Faced with a high number of arrivals the government of the Republic of Cyprus blames Turkey for “instrumentalising migration” and calls for sea patrols by the European Border and Coast Guard Agency, Frontex. During his visit to the island, Frontex head Fabrice Leggeri promised “extraordinary support”, including on facilitating the return of rejected asylum seekers.

Cyprus, a country with a population of 850,000 people, received 13,000 asylum applications in 2021. 4.6 per cent of the population are asylum seekers or beneficiaries of protection, the highest number per capita in the EU. Interior minister Nicos Nouris stated in a recent interview: “For us, this is a state of emergency”, adding: “The migration issue in Cyprus is a huge problem because it’s been instrumentalised by Turkey”. The interior minister further stated that he would like Frontex to patrol waters south of Turkey, “from where every night, especially during summertime, we had illegal departures of migrants” but acknowledged that this would require Turkish approval. 80 per cent of irregular migrants to Cyprus arrive through the buffer zone from Turkish held northern Cyprus.

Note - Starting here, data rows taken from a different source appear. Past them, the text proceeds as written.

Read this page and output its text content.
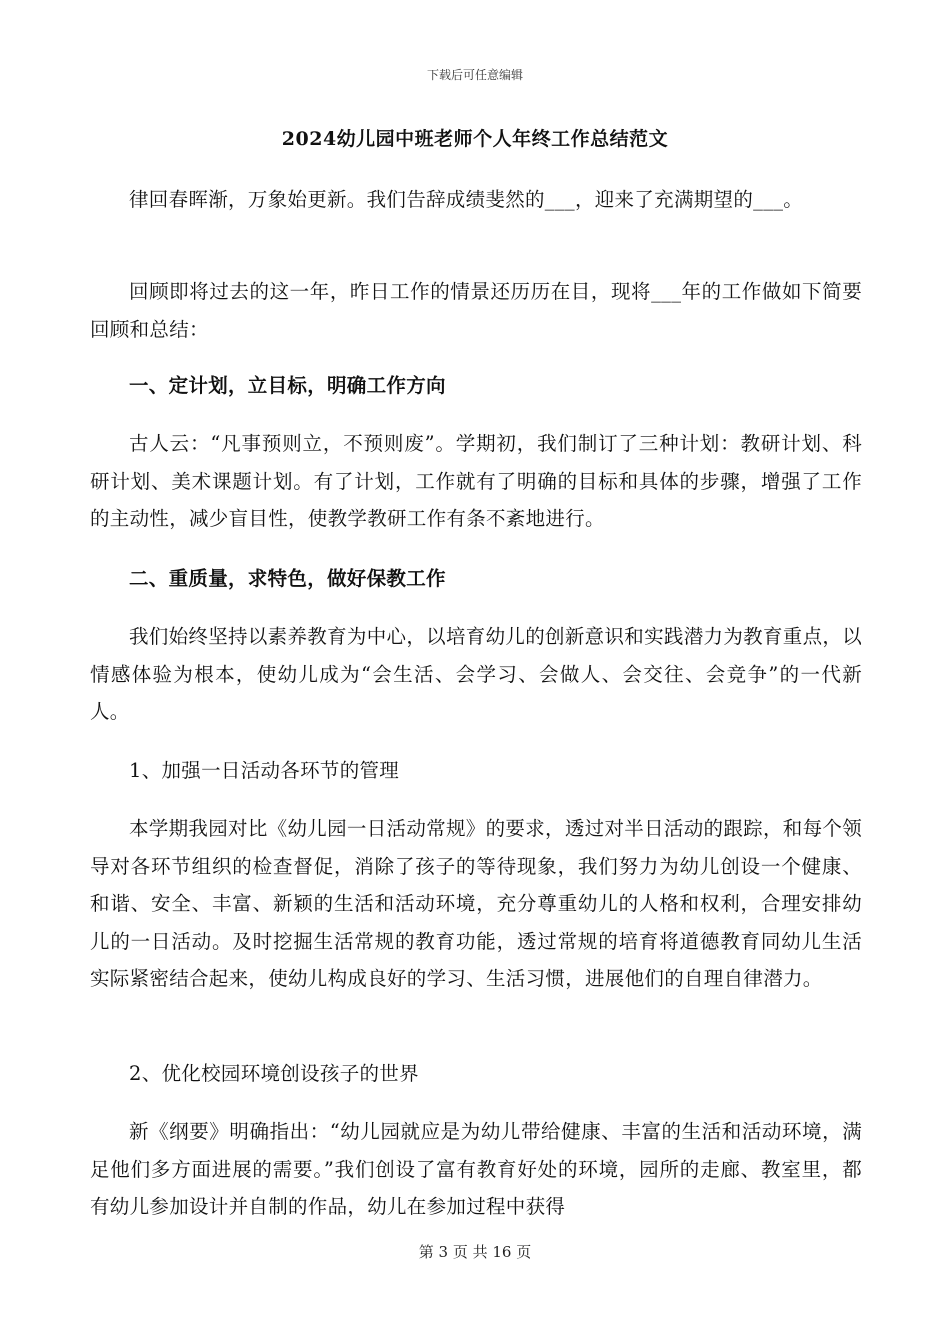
下载后可任意编辑
2024幼儿园中班老师个人年终工作总结范文

律回春晖渐，万象始更新。我们告辞成绩斐然的___，迎来了充满期望的___。

回顾即将过去的这一年，昨日工作的情景还历历在目，现将___年的工作做如下简要回顾和总结：

一、定计划，立目标，明确工作方向

古人云：“凡事预则立，不预则废”。学期初，我们制订了三种计划：教研计划、科研计划、美术课题计划。有了计划，工作就有了明确的目标和具体的步骤，增强了工作的主动性，减少盲目性，使教学教研工作有条不紊地进行。

二、重质量，求特色，做好保教工作

我们始终坚持以素养教育为中心，以培育幼儿的创新意识和实践潜力为教育重点，以情感体验为根本，使幼儿成为“会生活、会学习、会做人、会交往、会竞争”的一代新人。

1、加强一日活动各环节的管理

本学期我园对比《幼儿园一日活动常规》的要求，透过对半日活动的跟踪，和每个领导对各环节组织的检查督促，消除了孩子的等待现象，我们努力为幼儿创设一个健康、和谐、安全、丰富、新颖的生活和活动环境，充分尊重幼儿的人格和权利，合理安排幼儿的一日活动。及时挖掘生活常规的教育功能，透过常规的培育将道德教育同幼儿生活实际紧密结合起来，使幼儿构成良好的学习、生活习惯，进展他们的自理自律潜力。

2、优化校园环境创设孩子的世界

新《纲要》明确指出：“幼儿园就应是为幼儿带给健康、丰富的生活和活动环境，满足他们多方面进展的需要。”我们创设了富有教育好处的环境，园所的走廊、教室里，都有幼儿参加设计并自制的作品，幼儿在参加过程中获得

第 3 页 共 16 页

UN Secretary General António Guterres recently linked this proportion to pushbacks conducted “at sea and at official crossing points by the Republic of Cyprus”.

Following a visit by Frontex executive director Fabrice Leggeri in Nicosia on 16 January, it was announced that an action plan for immigration, focused on returns, is set to be signed between Cyprus and the EU agency. Leggeri stated the plan: “will be the roadmap for our teams to work together” and promised “extraordinary support” from his agency. Now, the agency plans to increase its presence to support the return and repatriation of irregular migrants to their home countries including through the facilitation of flights, and to assist in the surveillance of the EU’s external borders. “It is a huge challenge that requires enormous support from Frontex,” Leggeri said. According to the Cyprus Ministry of Justice, the “fruitful exchange reaffirmed a common approach in terms of bolstering the protection of Cyprus’ outside borders, which are effectively EU borders, with Frontex support”.

Tensions have been brewing between locals and asylum seekers in Cyprus. In January police fired warning shots to disperse a group of residents from the Chloraka district. The mayor of Chloraka has repeatedly denounced the presence of a large Syrian population in his town, calling it a ghetto and saying the refugee population must be dispersed across the island. The town, located in Western Cyprus, has 7,000 inhabitants: the number of refugees – the majority of Syrian origin -has risen from 800 to 1,700 in three years to represent around a quarter of the population. Police have detained residents of foreign descent and cut off the water supply. The Ministry of the Interior issued a decree in December 2020 prohibiting any new refugees from settling in Chloraka.